Our stories are further skewed when other direct and indirect participants add in their retelling of the events. Direct participants are people who were there. Direct participants influence the retelling by seasoning your story with their version complete with their emotions (i.e., I remember, you said . . . . You were so mad! And I was just as upset as you were.). 

Indirect participants have an emotional reaction when they hear your story (i.e., That’s so sad!) and experience the story vicariously (How did that make you feel? You’re such a chill person, but that had to make you angry.). These participants add their spin. 

So, why does this even matter?

The more emotional the story, the more we revisit it with ourselves and these participants. These stories become your personal lore. This lore influences your thoughts, your words, and your actions (which are significant in the formation of your mindset).

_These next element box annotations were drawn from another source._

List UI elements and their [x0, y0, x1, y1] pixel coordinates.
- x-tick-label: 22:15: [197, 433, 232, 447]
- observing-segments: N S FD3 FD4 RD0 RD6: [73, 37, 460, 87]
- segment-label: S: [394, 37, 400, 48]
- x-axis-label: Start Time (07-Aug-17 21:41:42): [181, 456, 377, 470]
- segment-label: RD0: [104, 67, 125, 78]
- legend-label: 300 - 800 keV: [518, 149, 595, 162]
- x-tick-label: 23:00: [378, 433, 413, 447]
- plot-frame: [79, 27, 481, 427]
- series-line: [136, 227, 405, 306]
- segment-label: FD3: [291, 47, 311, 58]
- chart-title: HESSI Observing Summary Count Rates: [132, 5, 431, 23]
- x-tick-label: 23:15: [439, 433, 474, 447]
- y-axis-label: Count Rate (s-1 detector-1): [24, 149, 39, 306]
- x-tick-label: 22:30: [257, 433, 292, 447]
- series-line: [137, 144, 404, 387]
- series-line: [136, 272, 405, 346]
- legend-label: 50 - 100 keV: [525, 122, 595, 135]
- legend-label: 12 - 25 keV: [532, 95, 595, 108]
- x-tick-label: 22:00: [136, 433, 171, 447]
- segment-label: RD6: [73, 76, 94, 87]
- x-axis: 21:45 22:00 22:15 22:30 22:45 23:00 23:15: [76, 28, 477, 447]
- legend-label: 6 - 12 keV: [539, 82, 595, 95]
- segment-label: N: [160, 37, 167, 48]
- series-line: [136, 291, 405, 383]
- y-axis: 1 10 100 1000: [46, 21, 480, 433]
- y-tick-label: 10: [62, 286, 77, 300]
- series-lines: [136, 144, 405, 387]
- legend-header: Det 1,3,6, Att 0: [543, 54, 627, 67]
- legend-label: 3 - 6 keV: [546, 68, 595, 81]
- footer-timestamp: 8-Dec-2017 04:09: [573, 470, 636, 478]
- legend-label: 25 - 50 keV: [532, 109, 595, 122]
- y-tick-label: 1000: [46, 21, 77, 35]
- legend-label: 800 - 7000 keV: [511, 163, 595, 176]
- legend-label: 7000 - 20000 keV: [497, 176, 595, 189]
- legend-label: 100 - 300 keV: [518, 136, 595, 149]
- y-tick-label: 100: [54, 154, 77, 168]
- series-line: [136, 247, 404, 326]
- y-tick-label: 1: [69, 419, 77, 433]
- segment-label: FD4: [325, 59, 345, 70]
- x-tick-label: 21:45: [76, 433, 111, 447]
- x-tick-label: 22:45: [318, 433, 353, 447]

Your personal lore defines you because these stories influence your belief systems, your values, and even your personality. 

Be aware of this phenomena that we all experience. Be aware, because you are the author of your life. In the present moment if you want the next chapter to take a different direction, direct your thoughts, words, and actions the direction you wish to go. 

Be aware of bringing past stories into the present. What is the purpose of their presence? Is it to fill a void you’re feeling? You may live in past accomplishments when you feel like you aren’t living up to your potential. You define what “living up to my potential” means. You define it all.

You may live in the pain of the past because it fills the void of receiving love and attention. You don’t feel worthy, but living in a past pain gives us the attention of people living in our present moment. That reveals a lack of self-compassion. You are enough.

Reveling in the past is healthy when you extend appreciation to what you experienced (good or bad) that created the person that you are today, but, you don’t lean on those stories to create a life for you now. 

The whole point is this: Don’t allow the past, bad or good, to hijack your present. Live life intentionally now.

Sending you all Peace, Love, & Harmony.